Time used to be a pretty effective cure for those moments when we made an ill decision or said something we wished we hadn’t. A gaffe or moment of lost cool could be contained to those who were there to hear it. (And a somewhat embarrassing party photo could be destroyed… for a price!)

Now our actions endure in a way they didn’t before, often without a sense of tone context. Rash political comments we couldn’t resist leaving on someone’s Facebook feed, an impulsive snarky comment we tweeted about a competitor, a boozy Instagram… they may persist, even when we make our best efforts to delete them. Ours is a world of screenshots and sharing, after all.

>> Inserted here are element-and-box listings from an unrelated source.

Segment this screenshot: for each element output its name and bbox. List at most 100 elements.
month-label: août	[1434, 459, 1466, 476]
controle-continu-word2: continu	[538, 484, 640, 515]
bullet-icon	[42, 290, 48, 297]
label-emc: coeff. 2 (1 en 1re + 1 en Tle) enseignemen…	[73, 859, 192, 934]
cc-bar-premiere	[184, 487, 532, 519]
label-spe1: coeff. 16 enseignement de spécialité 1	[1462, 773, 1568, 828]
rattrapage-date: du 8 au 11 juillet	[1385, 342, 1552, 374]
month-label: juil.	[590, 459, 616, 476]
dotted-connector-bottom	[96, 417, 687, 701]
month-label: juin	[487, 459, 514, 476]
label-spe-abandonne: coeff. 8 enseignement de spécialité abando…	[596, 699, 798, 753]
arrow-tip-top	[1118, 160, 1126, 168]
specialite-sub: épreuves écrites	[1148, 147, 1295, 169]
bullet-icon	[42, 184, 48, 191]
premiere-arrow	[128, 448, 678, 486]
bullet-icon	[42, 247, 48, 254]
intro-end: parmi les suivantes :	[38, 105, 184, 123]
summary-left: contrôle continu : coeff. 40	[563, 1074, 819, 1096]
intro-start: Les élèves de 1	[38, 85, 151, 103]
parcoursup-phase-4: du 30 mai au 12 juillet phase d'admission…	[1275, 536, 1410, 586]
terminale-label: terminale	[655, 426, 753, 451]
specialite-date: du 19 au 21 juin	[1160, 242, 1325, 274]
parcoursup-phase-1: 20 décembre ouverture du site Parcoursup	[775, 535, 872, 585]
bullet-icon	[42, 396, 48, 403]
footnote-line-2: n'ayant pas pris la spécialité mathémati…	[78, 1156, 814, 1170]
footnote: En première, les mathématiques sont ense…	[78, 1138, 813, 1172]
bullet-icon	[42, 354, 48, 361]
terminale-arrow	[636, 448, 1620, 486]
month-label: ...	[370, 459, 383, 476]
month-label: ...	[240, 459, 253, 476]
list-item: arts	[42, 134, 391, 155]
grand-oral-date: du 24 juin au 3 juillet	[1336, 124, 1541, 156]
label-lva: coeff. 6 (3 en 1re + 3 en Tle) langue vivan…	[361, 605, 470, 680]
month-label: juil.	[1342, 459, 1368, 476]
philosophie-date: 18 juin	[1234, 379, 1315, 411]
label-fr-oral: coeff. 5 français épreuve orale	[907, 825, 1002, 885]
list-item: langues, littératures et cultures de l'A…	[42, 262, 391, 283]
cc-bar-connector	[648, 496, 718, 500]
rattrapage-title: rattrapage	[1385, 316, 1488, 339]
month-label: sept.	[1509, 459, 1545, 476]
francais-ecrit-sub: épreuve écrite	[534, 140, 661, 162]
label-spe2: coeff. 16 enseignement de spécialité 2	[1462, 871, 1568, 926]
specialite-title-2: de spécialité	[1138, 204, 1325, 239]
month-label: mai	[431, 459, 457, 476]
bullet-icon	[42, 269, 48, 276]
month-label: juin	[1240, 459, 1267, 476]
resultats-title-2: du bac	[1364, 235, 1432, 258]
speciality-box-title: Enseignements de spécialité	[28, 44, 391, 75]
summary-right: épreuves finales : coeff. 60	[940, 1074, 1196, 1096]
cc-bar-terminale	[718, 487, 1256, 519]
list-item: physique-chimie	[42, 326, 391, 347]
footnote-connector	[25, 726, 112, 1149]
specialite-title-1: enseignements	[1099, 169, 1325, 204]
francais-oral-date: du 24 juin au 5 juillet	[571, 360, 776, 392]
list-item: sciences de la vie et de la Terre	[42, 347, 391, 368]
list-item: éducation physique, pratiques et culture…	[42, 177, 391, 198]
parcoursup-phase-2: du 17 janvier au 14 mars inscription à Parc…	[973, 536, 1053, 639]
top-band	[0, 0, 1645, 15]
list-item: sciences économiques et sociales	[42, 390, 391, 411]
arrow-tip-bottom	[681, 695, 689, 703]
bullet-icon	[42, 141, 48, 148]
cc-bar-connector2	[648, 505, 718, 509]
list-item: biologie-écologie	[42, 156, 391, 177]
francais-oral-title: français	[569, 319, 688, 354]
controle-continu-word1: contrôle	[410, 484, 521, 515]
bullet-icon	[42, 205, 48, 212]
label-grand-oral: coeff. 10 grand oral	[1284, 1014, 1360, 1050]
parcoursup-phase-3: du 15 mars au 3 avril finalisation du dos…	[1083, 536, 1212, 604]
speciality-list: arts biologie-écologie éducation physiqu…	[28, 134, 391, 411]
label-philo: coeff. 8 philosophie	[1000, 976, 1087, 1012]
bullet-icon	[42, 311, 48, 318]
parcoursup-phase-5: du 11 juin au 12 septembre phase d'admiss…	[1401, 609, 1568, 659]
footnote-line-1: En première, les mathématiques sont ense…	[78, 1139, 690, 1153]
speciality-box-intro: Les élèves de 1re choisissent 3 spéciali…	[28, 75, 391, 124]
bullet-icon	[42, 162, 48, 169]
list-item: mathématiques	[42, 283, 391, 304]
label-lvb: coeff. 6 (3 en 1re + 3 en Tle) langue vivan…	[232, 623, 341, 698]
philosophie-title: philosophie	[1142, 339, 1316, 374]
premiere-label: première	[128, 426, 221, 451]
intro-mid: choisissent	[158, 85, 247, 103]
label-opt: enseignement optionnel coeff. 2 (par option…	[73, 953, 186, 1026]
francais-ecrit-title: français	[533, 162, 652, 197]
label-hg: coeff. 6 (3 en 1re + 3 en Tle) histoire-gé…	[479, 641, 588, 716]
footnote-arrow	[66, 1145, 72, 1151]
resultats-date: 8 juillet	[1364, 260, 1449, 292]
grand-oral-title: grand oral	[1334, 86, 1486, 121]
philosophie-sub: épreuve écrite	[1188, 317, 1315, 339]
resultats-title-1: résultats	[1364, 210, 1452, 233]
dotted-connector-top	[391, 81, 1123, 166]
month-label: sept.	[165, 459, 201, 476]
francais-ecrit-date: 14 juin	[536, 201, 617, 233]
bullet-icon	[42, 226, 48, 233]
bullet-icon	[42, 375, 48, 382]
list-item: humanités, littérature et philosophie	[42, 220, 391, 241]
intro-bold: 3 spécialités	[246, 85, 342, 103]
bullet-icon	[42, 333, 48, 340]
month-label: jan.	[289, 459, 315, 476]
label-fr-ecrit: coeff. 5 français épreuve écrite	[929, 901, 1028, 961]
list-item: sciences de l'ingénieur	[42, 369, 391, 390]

If we live in a time when very little can be subtracted and almost anything can be googled, a premium is placed on what we choose to add to the world. We must find out how to inform as we confront and express our indignation intelligently. And if we can’t provide insight, why give in to impulsive reactions?

In some ways, this would seem to be a deeply negative side effect of the role networked technology plays in our social and professional interactions, but within it lies a real opportunity.

Can we be utterly without weak moments? No. Then we would not be human. But we can begin to think of the call to interact as a chance to contribute. A chance to ask ourselves: If what I am about to say may resonate days, weeks, or years down the line, how should I respond? Is this an opportunity to remain sensibly silent? Or an opportunity to express my best?

Ask yourself as you broadcast your life: What am I adding to the record?